A veces, las huidas no funcionan. La realidad se impone y debo quedarme, estar presente aunque todas mis células tiemblen por irse. A veces, incluso, debo erguirme y detener las mentiras. Todo el mundo miente. Yo no soy menos; al menos no me miento a mí misma. La última vez que tuve que detener la huida de otra persona es tan reciente que prácticamente es un presente. Para. Mírame. No me vale que me esquives, si quieres seguir haciéndolo debes decirme por qué. Sorprendentemente, funcionó. Ante mi muda perplejidad, escuché una reflexión tardía, tras algún desaire que sacudo de mi cabeza como una mosca diminuta. El llanto increíblemente suave, la declaración. "Voy a demostrarte que no quiero hacerte daño".

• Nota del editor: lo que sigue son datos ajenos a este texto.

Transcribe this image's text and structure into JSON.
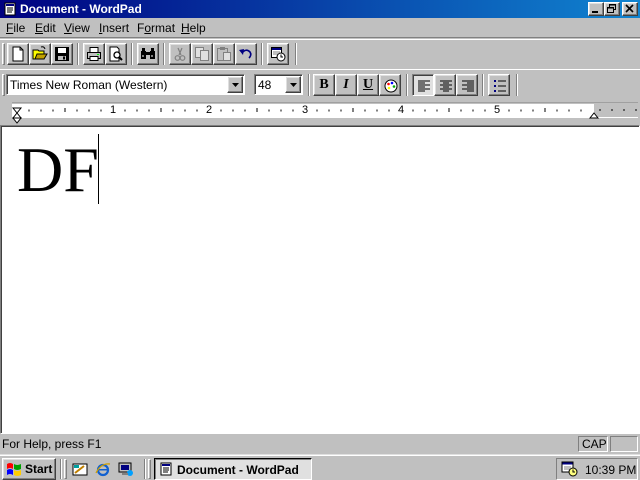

No acepto disculpas pero qué cerca estuve de aceptar esas. Y no por el daño, que había sido mínimo, sino porque fue la primera vez en muchísimos años que escuchaba unas disculpas sinceras. Sin tonterías, sin necedades, sin perseguir una caricia al ego. ¿Es esto lo que echaba de menos, el motivo por el que decidí rechazar cualquier disculpa? Ella, con E mayúscula, se disculpaba con los labios apretados en una línea recta. Él, con vocal mayúscula, se disculpaba con el reproche ardiendo en su boca. Las minúsculas, las mayúsculas, los acentos y los apodos, todo el mundo se disculpa con el pero por delante. Y lo comprendo, abandonar el ego para plegarse humildemente al juicio ajeno es demasiado complicado, puede que hasta humillante.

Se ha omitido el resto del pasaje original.